The month of October brings with it a harvest season in many countries as well as the reminder that the world has yet to become food secure or to obtain zero hunger on October 16th, World Food Day. Begun in 1981 by the Food and Agriculture Organization (FAO) of the United Nations, each year has something of a theme, with this year’s theme centered on a multi-sectoral approach to identify and implement responsible solutions for not only reaching zero hunger, but also ensuring that the food we produce is truly nourishing to the body and the process of farming and food production is nourishing to the planet.

The World Food Bank team works on this vision 365 days per year.  We recognize that building efficient and effective agricultural ecosystems that are scalable and sustainable requires much more than just the promotion of projects and programs alone.  While each country and each geography will have varying dynamics, we believe the great solutions are almost always to be found in the collaborative partnering of government, civil society, and business.


International Day for the Eradication of Poverty

It’s not ironic that the day after World Food Day is the International Day for the Eradication of Poverty. With the majority of those living in poverty being tied to agriculture, the two are inextricably linked.
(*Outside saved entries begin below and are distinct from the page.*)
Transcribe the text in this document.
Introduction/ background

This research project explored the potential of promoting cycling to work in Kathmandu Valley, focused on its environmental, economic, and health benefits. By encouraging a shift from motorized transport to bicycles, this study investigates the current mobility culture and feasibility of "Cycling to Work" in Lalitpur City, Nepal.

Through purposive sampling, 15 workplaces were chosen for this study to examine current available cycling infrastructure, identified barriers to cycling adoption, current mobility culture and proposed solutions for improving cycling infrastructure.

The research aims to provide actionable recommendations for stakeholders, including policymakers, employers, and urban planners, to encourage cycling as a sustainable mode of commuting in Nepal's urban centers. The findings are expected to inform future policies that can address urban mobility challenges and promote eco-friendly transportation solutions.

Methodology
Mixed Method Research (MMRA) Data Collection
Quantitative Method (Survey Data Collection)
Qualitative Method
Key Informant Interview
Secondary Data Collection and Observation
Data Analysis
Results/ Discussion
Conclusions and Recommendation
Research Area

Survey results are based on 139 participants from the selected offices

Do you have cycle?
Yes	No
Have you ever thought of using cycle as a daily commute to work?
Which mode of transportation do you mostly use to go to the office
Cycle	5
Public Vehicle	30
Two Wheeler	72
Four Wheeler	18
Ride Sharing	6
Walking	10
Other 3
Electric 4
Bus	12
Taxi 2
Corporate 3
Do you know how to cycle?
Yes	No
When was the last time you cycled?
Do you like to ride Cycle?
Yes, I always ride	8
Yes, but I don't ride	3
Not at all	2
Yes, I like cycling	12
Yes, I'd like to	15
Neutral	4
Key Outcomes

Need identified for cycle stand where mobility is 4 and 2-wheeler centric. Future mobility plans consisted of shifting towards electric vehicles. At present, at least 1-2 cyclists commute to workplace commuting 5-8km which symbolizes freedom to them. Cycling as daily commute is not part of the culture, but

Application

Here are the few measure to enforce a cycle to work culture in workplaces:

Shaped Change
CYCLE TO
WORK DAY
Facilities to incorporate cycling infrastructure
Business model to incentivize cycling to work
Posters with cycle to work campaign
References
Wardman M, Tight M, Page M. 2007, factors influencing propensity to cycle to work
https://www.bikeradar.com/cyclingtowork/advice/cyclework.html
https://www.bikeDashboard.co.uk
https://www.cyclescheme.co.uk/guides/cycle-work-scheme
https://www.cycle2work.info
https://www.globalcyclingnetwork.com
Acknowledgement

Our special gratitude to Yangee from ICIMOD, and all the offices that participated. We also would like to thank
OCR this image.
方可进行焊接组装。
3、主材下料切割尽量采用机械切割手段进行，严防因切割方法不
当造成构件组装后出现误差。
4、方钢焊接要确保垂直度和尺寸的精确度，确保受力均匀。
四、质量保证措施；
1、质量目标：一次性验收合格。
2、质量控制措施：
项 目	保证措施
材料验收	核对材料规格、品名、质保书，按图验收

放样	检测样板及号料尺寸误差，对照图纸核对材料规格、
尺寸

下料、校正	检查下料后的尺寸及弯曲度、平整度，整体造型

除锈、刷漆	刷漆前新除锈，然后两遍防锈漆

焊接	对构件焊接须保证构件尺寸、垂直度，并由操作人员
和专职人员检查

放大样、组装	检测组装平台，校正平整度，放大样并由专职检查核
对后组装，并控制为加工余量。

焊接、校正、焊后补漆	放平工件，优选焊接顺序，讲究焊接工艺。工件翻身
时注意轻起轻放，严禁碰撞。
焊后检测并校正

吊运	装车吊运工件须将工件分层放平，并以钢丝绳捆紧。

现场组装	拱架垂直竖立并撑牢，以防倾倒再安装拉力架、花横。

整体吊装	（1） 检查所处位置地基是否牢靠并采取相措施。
Here’s an interesting fact: The Democratic Republic of the Congo is the world’s richest country with more than $24 trillion in assets, but its population lives at an average income level so low that they are considered the fourth poorest on the planet. For years governments have been pouring aid and other various forms of assistance into this is similar countries when good governance could turn the country around in a few short years, yet the culture of corruption is pervasive and hundreds of millions go into the pockets of a corrupt few, while millions of men, women, and children they call neighbor, live on less than $1 a day.

The resources to end poverty exist right now as do the resources to end hunger. What is missing is the will of those in power to put others before themselves, and to build systems that include structures to promote working toward common goals, with clear consequences for circumventing those structures.

On this International Day for the Eradication of Poverty, we celebrate those leaders who are fighting the tides of the institutionalized corruption that exists in so much of the world today, and we encourage collaboration among stakeholders in the creation of efficient ecosystems that build strong economies.